Bremers Büro war eine Abteilung des US-Verteidigungsministeriums, und als Administrator unterstand er direkt dem US-Verteidigungsminister und dem Präsidenten der Vereinigten Staaten. Sein leitender Berater Dan Senor diente als Sprecher der Koalition und arbeitete mit dem Militärsprecher Mark Kimmitt zusammen.

Bremers Rolle als Leiter der CPA ist Gegenstand heftiger Kritik. Es wurde berichtet, dass unter Bremers Führung große Geldsummen verschwunden sind. Bremers Versuche, einen Großteil der irakischen Infrastruktur und der Bodenschätze zu privatisieren, wurden ebenfalls heftig kritisiert, und die offenbar im Büro des Verteidigungsministers gefasste Entscheidung, die irakische Armee aufzulösen, wird weithin dafür verantwortlich gemacht, den irakischen Aufstand gegen die amerikanische Besatzung anzuheizen.

John Negroponte löste Bremer als ranghöchster amerikanischer Zivilist im Irak ab.

Nach Irak

Öffentliches Reden

Nach seiner Rückkehr aus dem Irak unternahm Bremer einige Vortragsreisen. Am 14. Dezember 2004 wurde Bremer von Präsident Bush mit der Presidential Medal of Freedom ausgezeichnet, der höchsten zivilen Auszeichnung Amerikas für "besonders verdienstvolle Beiträge zur Sicherheit oder zu den nationalen Interessen der Vereinigten Staaten, zum Weltfrieden oder zu kulturellen oder anderen bedeutenden öffentlichen oder privaten Unternehmungen." "Er erhielt außerdem die Auszeichnung des Verteidigungsministeriums für herausragende öffentliche Verdienste und die Nixon-Bibliothek ehrte ihn mit dem "Victory of Freedom Award" für "Führungsqualitäten und den Einsatz für Frieden und Freiheit".

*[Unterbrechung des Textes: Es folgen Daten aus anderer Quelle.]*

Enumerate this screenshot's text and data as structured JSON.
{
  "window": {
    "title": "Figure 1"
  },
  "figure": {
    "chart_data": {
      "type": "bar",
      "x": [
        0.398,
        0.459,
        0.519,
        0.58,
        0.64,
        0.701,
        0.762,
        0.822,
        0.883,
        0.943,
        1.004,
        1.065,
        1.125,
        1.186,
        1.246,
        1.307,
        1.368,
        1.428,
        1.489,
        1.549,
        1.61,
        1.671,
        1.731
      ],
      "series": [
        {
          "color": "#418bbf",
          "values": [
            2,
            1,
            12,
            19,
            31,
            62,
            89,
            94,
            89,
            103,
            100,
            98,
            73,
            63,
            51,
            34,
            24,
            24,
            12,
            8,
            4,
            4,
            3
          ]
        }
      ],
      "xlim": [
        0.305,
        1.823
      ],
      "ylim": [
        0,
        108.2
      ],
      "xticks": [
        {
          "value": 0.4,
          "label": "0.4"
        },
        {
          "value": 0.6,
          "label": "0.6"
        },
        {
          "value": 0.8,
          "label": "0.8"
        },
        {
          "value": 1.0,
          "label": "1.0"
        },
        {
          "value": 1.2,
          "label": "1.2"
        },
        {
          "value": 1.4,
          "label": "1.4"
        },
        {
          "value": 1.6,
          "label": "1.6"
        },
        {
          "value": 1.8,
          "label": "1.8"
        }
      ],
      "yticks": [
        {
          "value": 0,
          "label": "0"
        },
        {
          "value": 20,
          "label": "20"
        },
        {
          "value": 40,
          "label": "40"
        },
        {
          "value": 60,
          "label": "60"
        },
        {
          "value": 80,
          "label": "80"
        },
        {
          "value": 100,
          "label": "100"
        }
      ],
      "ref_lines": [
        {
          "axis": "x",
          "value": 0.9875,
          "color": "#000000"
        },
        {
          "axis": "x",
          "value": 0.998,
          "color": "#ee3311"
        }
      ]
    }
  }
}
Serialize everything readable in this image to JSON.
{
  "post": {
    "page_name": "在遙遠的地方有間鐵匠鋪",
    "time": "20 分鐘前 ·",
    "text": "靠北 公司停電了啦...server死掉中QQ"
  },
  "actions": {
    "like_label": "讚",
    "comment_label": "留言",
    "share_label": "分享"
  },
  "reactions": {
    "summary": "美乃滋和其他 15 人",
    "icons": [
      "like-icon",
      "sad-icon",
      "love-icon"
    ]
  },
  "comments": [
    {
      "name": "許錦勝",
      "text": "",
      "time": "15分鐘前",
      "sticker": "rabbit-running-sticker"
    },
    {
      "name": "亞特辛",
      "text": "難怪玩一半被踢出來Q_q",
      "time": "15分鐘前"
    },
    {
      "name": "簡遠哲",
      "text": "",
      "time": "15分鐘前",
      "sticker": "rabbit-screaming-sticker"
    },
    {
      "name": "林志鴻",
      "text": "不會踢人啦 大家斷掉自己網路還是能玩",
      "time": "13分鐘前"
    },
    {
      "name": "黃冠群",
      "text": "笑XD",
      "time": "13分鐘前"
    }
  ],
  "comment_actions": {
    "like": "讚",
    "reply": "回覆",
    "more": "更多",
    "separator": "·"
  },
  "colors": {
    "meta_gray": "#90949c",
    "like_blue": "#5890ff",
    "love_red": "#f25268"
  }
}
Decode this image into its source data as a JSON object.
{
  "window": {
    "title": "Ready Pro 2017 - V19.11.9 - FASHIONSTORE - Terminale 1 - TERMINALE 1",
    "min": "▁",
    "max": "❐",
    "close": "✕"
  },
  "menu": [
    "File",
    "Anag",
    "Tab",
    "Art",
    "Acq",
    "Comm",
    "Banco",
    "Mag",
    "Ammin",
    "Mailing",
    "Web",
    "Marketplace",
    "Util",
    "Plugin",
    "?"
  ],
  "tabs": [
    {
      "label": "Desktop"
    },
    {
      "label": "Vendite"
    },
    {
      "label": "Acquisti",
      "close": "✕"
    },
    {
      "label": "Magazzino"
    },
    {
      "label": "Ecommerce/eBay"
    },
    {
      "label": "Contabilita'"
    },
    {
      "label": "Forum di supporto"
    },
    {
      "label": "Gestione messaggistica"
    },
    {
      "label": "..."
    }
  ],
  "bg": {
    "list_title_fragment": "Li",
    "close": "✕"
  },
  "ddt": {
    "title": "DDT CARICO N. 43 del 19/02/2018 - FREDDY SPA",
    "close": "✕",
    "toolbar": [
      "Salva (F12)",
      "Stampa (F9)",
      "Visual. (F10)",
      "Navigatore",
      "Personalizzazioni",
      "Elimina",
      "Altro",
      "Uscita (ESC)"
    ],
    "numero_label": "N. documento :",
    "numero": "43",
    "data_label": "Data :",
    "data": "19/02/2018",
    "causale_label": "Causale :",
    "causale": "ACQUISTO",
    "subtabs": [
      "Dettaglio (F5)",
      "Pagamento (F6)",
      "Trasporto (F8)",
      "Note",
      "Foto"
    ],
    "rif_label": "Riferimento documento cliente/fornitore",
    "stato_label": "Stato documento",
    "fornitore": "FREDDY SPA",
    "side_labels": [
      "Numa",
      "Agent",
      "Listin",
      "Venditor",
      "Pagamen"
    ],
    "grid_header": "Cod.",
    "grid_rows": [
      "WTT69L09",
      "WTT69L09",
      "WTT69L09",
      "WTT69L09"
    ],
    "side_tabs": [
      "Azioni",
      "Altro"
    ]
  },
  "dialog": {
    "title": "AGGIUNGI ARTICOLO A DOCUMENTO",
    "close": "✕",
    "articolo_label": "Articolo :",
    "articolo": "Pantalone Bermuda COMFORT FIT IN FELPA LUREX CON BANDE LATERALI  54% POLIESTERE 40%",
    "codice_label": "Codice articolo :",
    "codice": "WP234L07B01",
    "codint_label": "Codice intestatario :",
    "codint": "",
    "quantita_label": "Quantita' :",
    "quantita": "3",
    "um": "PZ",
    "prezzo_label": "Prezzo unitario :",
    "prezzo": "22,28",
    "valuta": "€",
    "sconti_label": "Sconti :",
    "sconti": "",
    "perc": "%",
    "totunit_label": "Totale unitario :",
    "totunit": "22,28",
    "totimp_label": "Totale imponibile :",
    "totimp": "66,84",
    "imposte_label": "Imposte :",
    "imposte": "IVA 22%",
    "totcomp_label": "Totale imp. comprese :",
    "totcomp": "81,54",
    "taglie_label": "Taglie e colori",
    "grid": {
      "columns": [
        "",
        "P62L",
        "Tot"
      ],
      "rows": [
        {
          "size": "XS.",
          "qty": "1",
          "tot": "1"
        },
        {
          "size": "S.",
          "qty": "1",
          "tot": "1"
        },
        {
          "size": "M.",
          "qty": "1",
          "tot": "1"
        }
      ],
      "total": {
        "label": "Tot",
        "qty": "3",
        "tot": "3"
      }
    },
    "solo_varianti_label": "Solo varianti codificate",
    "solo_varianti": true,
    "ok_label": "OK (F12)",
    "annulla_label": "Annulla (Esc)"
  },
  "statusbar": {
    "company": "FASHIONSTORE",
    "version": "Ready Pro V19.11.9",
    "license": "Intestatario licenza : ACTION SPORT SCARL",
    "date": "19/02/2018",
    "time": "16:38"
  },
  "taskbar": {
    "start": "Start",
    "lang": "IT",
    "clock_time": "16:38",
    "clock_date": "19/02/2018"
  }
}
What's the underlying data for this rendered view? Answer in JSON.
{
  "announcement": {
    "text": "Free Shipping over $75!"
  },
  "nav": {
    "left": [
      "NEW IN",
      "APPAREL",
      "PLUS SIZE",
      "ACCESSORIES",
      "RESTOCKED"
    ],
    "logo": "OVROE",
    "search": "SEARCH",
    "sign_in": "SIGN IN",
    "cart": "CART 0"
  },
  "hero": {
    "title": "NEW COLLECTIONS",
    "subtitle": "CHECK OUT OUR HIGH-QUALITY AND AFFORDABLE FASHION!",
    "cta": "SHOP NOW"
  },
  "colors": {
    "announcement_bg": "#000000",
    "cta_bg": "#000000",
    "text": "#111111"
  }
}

Bremers Besuch als Gastredner an der Clark-Universität am 18. April 2005 führte zu Protesten gegen seine Rolle im Irakkrieg. Mehrere Studenten, die mit Bremers Rede und seinen Antworten unzufrieden waren, äußerten auch ihre Enttäuschung über die Universität, die ihm 40.000 Dollar gezahlt hatte. Ein weiterer Auftritt, der für den 18. Januar 2006 in der öffentlichen Bibliothek seiner Heimatstadt New Canaan, Connecticut, geplant war, wurde aus Angst vor Protesten in die private St. Luke's School in derselben Stadt verlegt. Bei einem öffentlichen Auftritt am 27. Februar 2006 am Lynchburg College, wo seine Schwägerin stellvertretende Dekanin ist, betonte Bremer, dass seine Entscheidung, die irakischen Streitkräfte aufzulösen, richtig war.

Unter anderem behauptete Bremer wiederholt, dass die irakische Armee, als er in den Irak kam, ihre Kasernen verlassen hatte und es daher "keine Armee zum Auflösen" gab. Er verteidigte auch wiederholt seine Entscheidung, Mitglieder der Baath-Partei aus den Regierungsämtern zu vertreiben, indem er Saddam Hussein mit Adolf Hitler verglich.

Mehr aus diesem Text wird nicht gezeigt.